There is one frustrating part of the film that does bear mentioning though which is the details behind why they need some mystery calculation from within the black hole in order to accurately determine how to get all the humans off Earth if their mission is successful. All we learn is that half of it has been figured out (which we never see) and that through some extensive leaps in logic and theoretical time manipulation we will learn the other half. What makes this overtly obtuse plot point even more frustrating is that when it is figured out (for the most part) we still don't know why it was needed or how it is even implemented.

Some of the worlds they visit are truly awe inspiring.
It is all the equivalent of someone telling you they need a ride somewhere who says they can't get in the car just yet until they receive a text, then after receiving the text get in and half way there they get out and don't really seem that concerned they never reached their destination.

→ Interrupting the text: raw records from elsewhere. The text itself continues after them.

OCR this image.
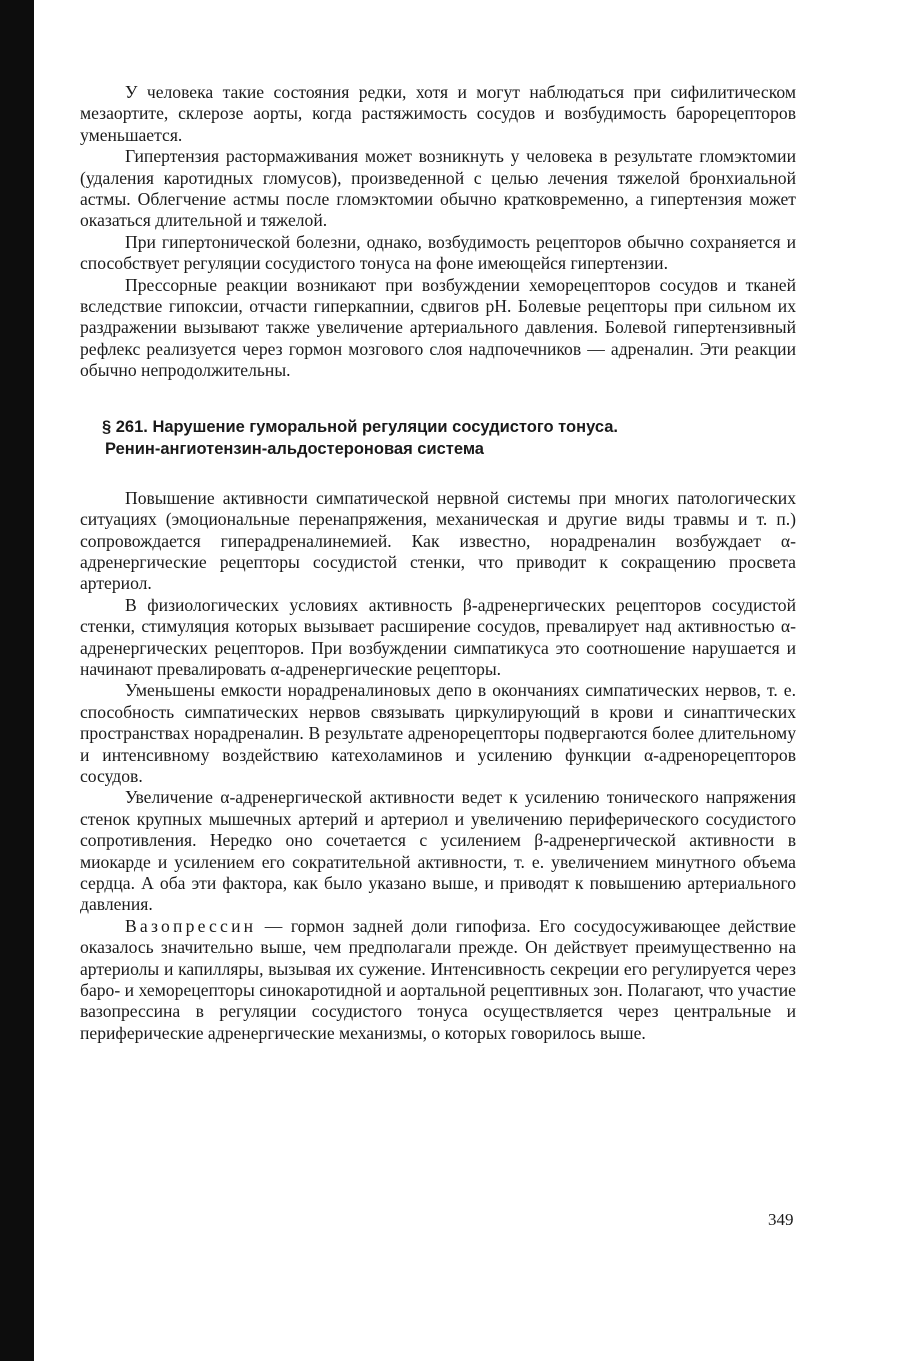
У человека такие состояния редки, хотя и могут наблюдаться при сифилитическом мезаортите, склерозе аорты, когда растяжимость сосудов и возбудимость барорецепторов уменьшается.

Гипертензия растормаживания может возникнуть у человека в результате гломэктомии (удаления каротидных гломусов), произведенной с целью лечения тяжелой бронхиальной астмы. Облегчение астмы после гломэктомии обычно кратковременно, а гипертензия может оказаться длительной и тяжелой.

При гипертонической болезни, однако, возбудимость рецепторов обычно сохраняется и способствует регуляции сосудистого тонуса на фоне имеющейся гипертензии.

Прессорные реакции возникают при возбуждении хеморецепторов сосудов и тканей вследствие гипоксии, отчасти гиперкапнии, сдвигов рН. Болевые рецепторы при сильном их раздражении вызывают также увеличение артериального давления. Болевой гипертензивный рефлекс реализуется через гормон мозгового слоя надпочечников — адреналин. Эти реакции обычно непродолжительны.

§ 261. Нарушение гуморальной регуляции сосудистого тонуса.
Ренин-ангиотензин-альдостероновая система

Повышение активности симпатической нервной системы при многих патологических ситуациях (эмоциональные перенапряжения, механическая и другие виды травмы и т. п.) сопровождается гиперадреналинемией. Как известно, норадреналин возбуждает α-адренергические рецепторы сосудистой стенки, что приводит к сокращению просвета артериол.

В физиологических условиях активность β-адренергических рецепторов сосудистой стенки, стимуляция которых вызывает расширение сосудов, превалирует над активностью α-адренергических рецепторов. При возбуждении симпатикуса это соотношение нарушается и начинают превалировать α-адренергические рецепторы.

Уменьшены емкости норадреналиновых депо в окончаниях симпатических нервов, т. е. способность симпатических нервов связывать циркулирующий в крови и синаптических пространствах норадреналин. В результате адренорецепторы подвергаются более длительному и интенсивному воздействию катехоламинов и усилению функции α-адренорецепторов сосудов.

Увеличение α-адренергической активности ведет к усилению тонического напряжения стенок крупных мышечных артерий и артериол и увеличению периферического сосудистого сопротивления. Нередко оно сочетается с усилением β-адренергической активности в миокарде и усилением его сократительной активности, т. е. увеличением минутного объема сердца. А оба эти фактора, как было указано выше, и приводят к повышению артериального давления.

Вазопрессин — гормон задней доли гипофиза. Его сосудосуживающее действие оказалось значительно выше, чем предполагали прежде. Он действует преимущественно на артериолы и капилляры, вызывая их сужение. Интенсивность секреции его регулируется через баро- и хеморецепторы синокаротидной и аортальной рецептивных зон. Полагают, что участие вазопрессина в регуляции сосудистого тонуса осуществляется через центральные и периферические адренергические механизмы, о которых говорилось выше.

349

That is the best possible way of explaining the confusion without giving away what actually transpires in the film itself. Sound confusing or illogical? It is and so is the film in this exact regard.

That relatively small critique aside, Interstellar is every bit the Sci-fi epic it has been promoted as. The film takes you on an incredible journey through time and space that most will not soon forget. With near limitless imagination and fully engaging both our minds and our hearts, Christopher Nolan has delivered upon us one of the most captivating adventure films in recent memory. While this isn't the best film the director has ever made, and leaves a lot of questions unanswered or just completely ignores their existence, it is certainly leaps and bounds ahead of the curve when compared to everything else Hollywood shovels out to us year in and year out.


FINAL THOUGHTS:

Nothing more needs to be said. Logic concerns and plot holes be damned, see this film immediately and make sure to see it in the proper IMAX format in 70mm film if possible. Even without those added benefits though, the story and the visual majesty on display combined with yet another epic score by Hans Zimmer will be enough to capture the hearts and minds of everyone willing to give themselves over to Christopher Nolan and crew for 3 hours of their lives.